C.        Inhaltliche Behandlung der Stadtratsanträge

I.        Schließung der Sparkassenfiliale im Zentrum von Schweinheim
Am 7.4.2016 hat die Sparkasse Aschaffenburg-Alzenau mitgeteilt, dass die Filiale im Zentrum von Schweinheim (Altholstraße 1) erhalten bleibt. Ziffer 1 des fraktionsübergreifenden Antrags vom 4.2.2016 und die Anträge der KI vom 27.12.2015 haben sich damit erledigt,  soweit diese die Schließung dieser Filiale betrafen.

II.        Schließung der Sparkassenfiliale auf der Schweinheimer Höhe
Am 7.4.2016 hat die Sparkasse Aschaffenburg-Alzenau mitgeteilt, dass anstelle der Filiale im Zentrum von Schweinheim (Altholstraße 1) die Filiale auf der Schweinheimer Höhe (Schweinheimer Straße 98) geschlossen und in eine SB-Geschäftsstelle umgewandelt werden soll.

III.        Abriss des „Sparkassengebäudes“ Schweinheimer Straße 98
In Ziffer 1 des fraktionsübergreifenden Antrages vom 4.2.2016 wird gefordert, den geplanten Abriss des Gebäudes, in dem sich die Sparkassenfiliale, ein Lebensmittelladen und eine Bäckerei befinden, zu missbilligen.

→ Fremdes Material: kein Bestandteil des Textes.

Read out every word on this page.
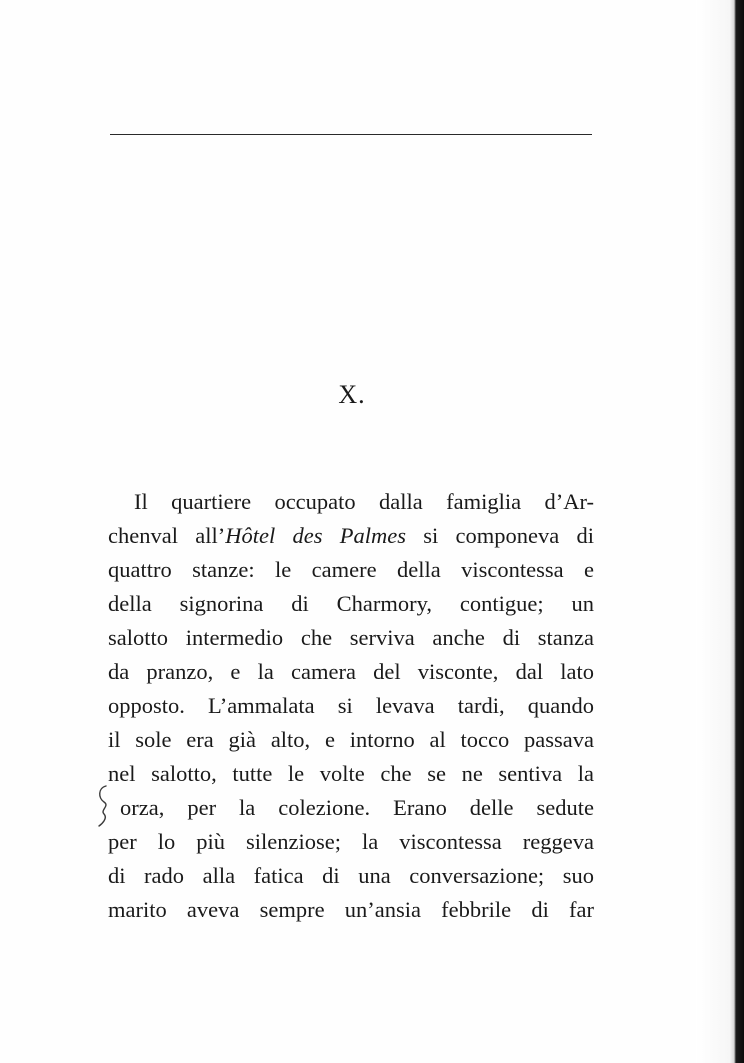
X.
Il quartiere occupato dalla famiglia d’Ar-
chenval all’Hôtel des Palmes si componeva di
quattro stanze: le camere della viscontessa e
della signorina di Charmory, contigue; un
salotto intermedio che serviva anche di stanza
da pranzo, e la camera del visconte, dal lato
opposto. L’ammalata si levava tardi, quando
il sole era già alto, e intorno al tocco passava
nel salotto, tutte le volte che se ne sentiva la
orza, per la colezione. Erano delle sedute
per lo più silenziose; la viscontessa reggeva
di rado alla fatica di una conversazione; suo
marito aveva sempre un’ansia febbrile di far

In der Bürgerversammlung vom 20.4.2016 hat die Sparkasse hierzu ausgeführt, dass die Entscheidung, sich vom Objekt Schweinheimer Höhe zu trennen, bereits gefallen sei. Die Sparkasse wies darauf hin, dass auf Grund eines Bausachverständigengutachtens feststehe, dass eine Investition in den Bestand nicht wirtschaftlich darstellbar sei. Das Objekt sei früher ein Kinosaal gewesen und verfüge daher über hohe Decken. Umbauten im Grundriss seien nur eingeschränkt denkbar. Über die die Entscheidung zur Veräußerung seien keine weiteren Entscheidungen gefallen. Insbesondere sind noch keine konkreten Veräußerungsverhandlungen geführt worden. Letztendlich entscheidet über die Frage des Abrisses und der Weiternutzung des Gebäudes für Lebensmittelzwecke der zukünftige Erwerber. Die Sparkasse werde sich im Rahmen ihrer Möglichkeiten für den Erhalt der Nahversorgung einsetzen.

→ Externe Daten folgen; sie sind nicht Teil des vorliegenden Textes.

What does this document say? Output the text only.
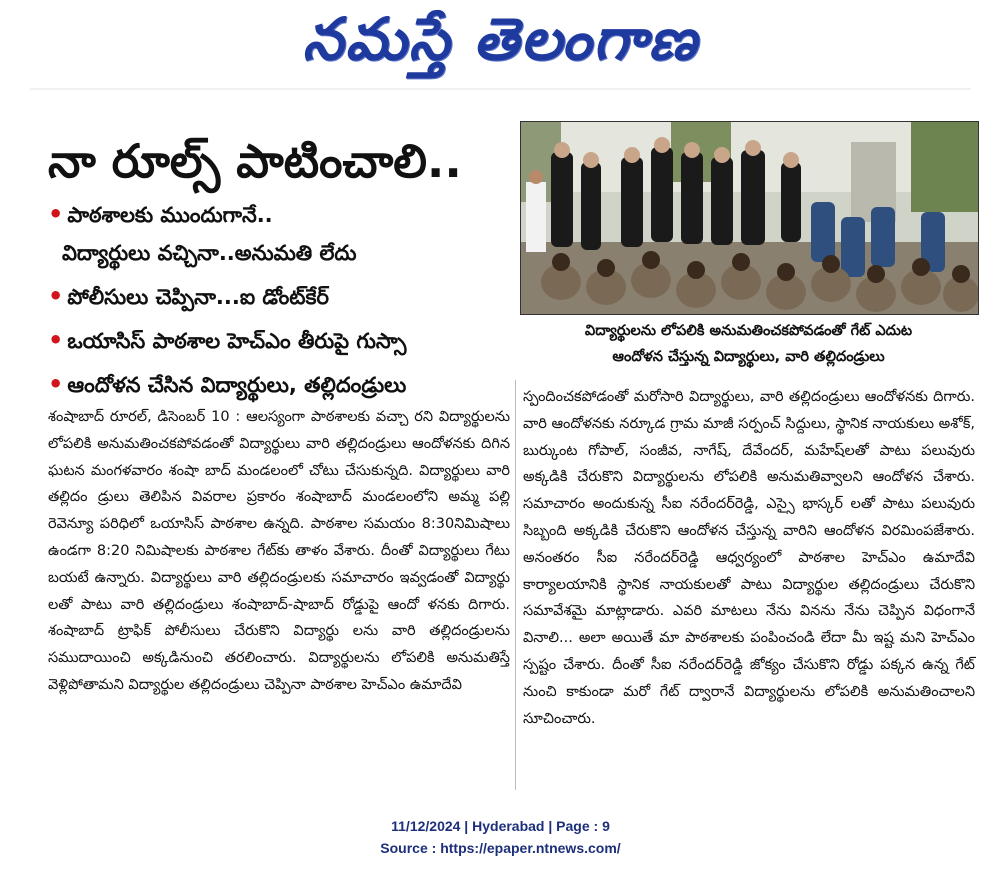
నమస్తే తెలంగాణ
నా రూల్స్ పాటించాలి..
• పాఠశాలకు ముందుగానే..
విద్యార్థులు వచ్చినా..అనుమతి లేదు
• పోలీసులు చెప్పినా...ఐ డోంట్‌కేర్
• ఒయాసిస్ పాఠశాల హెచ్‌ఎం తీరుపై గుస్సా
• ఆందోళన చేసిన విద్యార్థులు, తల్లిదండ్రులు
విద్యార్థులను లోపలికి అనుమతించకపోవడంతో గేట్ ఎదుట
ఆందోళన చేస్తున్న విద్యార్థులు, వారి తల్లిదండ్రులు
శంషాబాద్ రూరల్, డిసెంబర్ 10 : ఆలస్యంగా పాఠశాలకు వచ్చా రని విద్యార్థులను లోపలికి అనుమతించకపోవడంతో విద్యార్థులు వారి తల్లిదండ్రులు ఆందోళనకు దిగిన ఘటన మంగళవారం శంషా బాద్ మండలంలో చోటు చేసుకున్నది. విద్యార్థులు వారి తల్లిదం డ్రులు తెలిపిన వివరాల ప్రకారం శంషాబాద్ మండలంలోని అమ్మ పల్లి రెవెన్యూ పరిధిలో ఒయాసిస్ పాఠశాల ఉన్నది. పాఠశాల సమయం 8:30నిమిషాలు ఉండగా 8:20 నిమిషాలకు పాఠశాల గేట్‌కు తాళం వేశారు. దీంతో విద్యార్థులు గేటు బయటే ఉన్నారు. విద్యార్థులు వారి తల్లిదండ్రులకు సమాచారం ఇవ్వడంతో విద్యార్థు లతో పాటు వారి తల్లిదండ్రులు శంషాబాద్-షాబాద్ రోడ్డుపై ఆందో ళనకు దిగారు. శంషాబాద్ ట్రాఫిక్ పోలీసులు చేరుకొని విద్యార్థు లను వారి తల్లిదండ్రులను సముదాయించి అక్కడినుంచి తరలించారు. విద్యార్థులను లోపలికి అనుమతిస్తే వెళ్లిపోతామని విద్యార్థుల తల్లిదండ్రులు చెప్పినా పాఠశాల హెచ్‌ఎం ఉమాదేవి
స్పందించకపోడంతో మరోసారి విద్యార్థులు, వారి తల్లిదండ్రులు ఆందోళనకు దిగారు. వారి ఆందోళనకు నర్కూడ గ్రామ మాజీ సర్పంచ్ సిద్దులు, స్థానిక నాయకులు అశోక్, బుర్కుంట గోపాల్, సంజీవ, నాగేష్, దేవేందర్, మహేష్‌లతో పాటు పలువురు అక్కడికి చేరుకొని విద్యార్థులను లోపలికి అనుమతివ్వాలని ఆందోళన చేశారు. సమాచారం అందుకున్న సీఐ నరేందర్‌రెడ్డి, ఎస్సై భాస్కర్ లతో పాటు పలువురు సిబ్బంది అక్కడికి చేరుకొని ఆందోళన చేస్తున్న వారిని ఆందోళన విరమింపజేశారు. అనంతరం సీఐ నరేందర్‌రెడ్డి ఆధ్వర్యంలో పాఠశాల హెచ్‌ఎం ఉమాదేవి కార్యాలయానికి స్థానిక నాయకులతో పాటు విద్యార్థుల తల్లిదండ్రులు చేరుకొని సమావేశమై మాట్లాడారు. ఎవరి మాటలు నేను వినను నేను చెప్పిన విధంగానే వినాలి... అలా అయితే మా పాఠశాలకు పంపించండి లేదా మీ ఇష్ట మని హెచ్‌ఎం స్పష్టం చేశారు. దీంతో సీఐ నరేందర్‌రెడ్డి జోక్యం చేసుకొని రోడ్డు పక్కన ఉన్న గేట్ నుంచి కాకుండా మరో గేట్ ద్వారానే విద్యార్థులను లోపలికి అనుమతించాలని సూచించారు.
11/12/2024 | Hyderabad | Page : 9
Source : https://epaper.ntnews.com/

IV.        Anträge der KI vom 27.12.2015
Die KI hat zunächst in einem ersten Antrag beantragt, dass der Vorstand der Sparkasse vor dem Stadtrat bestimmten Fragen Stellung nimmt. Die Fragen wurden dem Sparkassenvorstand zugeleitet. Im Rahmen der Bürgerversammlung am 20.4.2016 hat er zu diesen Fragen weitgehend Stellung genommen. Mangels konkreter Bauabsichten am Standort Schweinheimer Straße 98 gibt es auch keine Abstimmungsgespräche mit Stadtrat oder Stadtplanung.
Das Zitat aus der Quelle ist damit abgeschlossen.